Une fois le diagnostic posé, les praticiens mettent en place un plan de soins personnalisé intégrant plusieurs champs :
- Sur le plan médical, un sevrage éthylique réalisé dans un centre spécialisé et sous contrôle médical, accompagné d’un traitement médicamenteux visant à limiter les troubles secondaires tels que l’anxiété ou la dépression
- Une surveillance et un rééquilibrage alimentaire avec supplémentation en vitamines nécessaire au maintien physique et cérébral
- Un suivi psychologique afin de traiter la fragilité de la personne vis-à-vis de l’alcool
- Sur le plan cognitif, une rééducation de la mémoire en vue de maintenir les connaissances et souvenirs antérieurs. Des prothèses mnésiques sont au besoin utilisées telle qu’un « carnet de mémoire » permettant au patient de récupérer les informations qui ne s’inscrivent plus dans sa mémoire, ou bien des calendriers, des affichages…
Structures de prise en charge
L’objectif de cette prise en charge pluridisciplinaire est pour le patient de retrouver le meilleur niveau d’autonomie possible.

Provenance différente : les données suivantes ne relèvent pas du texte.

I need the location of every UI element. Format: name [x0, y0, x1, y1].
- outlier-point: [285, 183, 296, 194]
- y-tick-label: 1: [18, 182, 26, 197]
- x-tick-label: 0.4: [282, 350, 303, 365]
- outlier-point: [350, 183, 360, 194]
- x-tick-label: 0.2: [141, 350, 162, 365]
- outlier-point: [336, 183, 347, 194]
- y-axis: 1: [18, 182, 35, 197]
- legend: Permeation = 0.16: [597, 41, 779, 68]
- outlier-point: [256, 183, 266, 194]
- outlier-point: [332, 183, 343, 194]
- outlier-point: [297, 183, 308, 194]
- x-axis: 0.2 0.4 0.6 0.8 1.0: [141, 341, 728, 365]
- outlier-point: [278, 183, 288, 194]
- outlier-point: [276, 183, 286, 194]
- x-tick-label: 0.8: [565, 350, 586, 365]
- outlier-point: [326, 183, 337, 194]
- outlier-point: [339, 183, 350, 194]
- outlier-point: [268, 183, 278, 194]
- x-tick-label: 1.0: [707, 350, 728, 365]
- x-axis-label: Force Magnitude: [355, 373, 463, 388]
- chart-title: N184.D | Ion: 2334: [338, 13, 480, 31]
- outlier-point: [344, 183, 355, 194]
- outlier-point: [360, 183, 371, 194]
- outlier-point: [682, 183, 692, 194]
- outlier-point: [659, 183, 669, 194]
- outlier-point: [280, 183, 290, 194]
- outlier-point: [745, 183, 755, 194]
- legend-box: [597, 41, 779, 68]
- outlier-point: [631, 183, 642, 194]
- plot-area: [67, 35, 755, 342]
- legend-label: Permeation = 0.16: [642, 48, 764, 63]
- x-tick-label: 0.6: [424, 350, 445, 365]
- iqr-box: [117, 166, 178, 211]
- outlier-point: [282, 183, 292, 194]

Le maintien à domicile sera à privilégier en tenant compte de l’autonomie de la personne, de son entourage, des potentielles mises en danger et de son souhait.
Dans la perspective à plus ou moins long terme d’un retour à domicile ou bien d’une entrée en institution, il sera toujours bénéfique de prévoir un passage en SSR (Soins de Suite et Réadaptation).
Postérieurement à cette phase de réadaptation, les familles pourront connaître des difficultés à trouver une place en établissement, car il existe peu de structures spécialisées pour l’accueil des patients atteints du syndrome de Korsakoff.
Des structures d’accueil sont toutefois envisageables :
- Les EPHAD (Établissement d’Hébergement pour Personnes Âgées Dépendantes) pour les patients âgés de plus de 60 ans (En deçà un dossier de dérogation d’âge doit être porté devant la MDPH (Maison Départementale des Personnes Handicapées)
- Les FAM (Foyer d’Accueil Médicalisé) et MAS (Maison d’accueil Spécialisé) pour les moins de 60 ans
- Les familles d’accueil (le réseau est toutefois assez restreint et les places limitées)
Des assistants de service social se tiennent enfin à disposition des familles touchées par ce syndrome pour prodiguer des conseils en termes d’accompagnement administratif, de protection juridique et d’aides sociales ou au logement.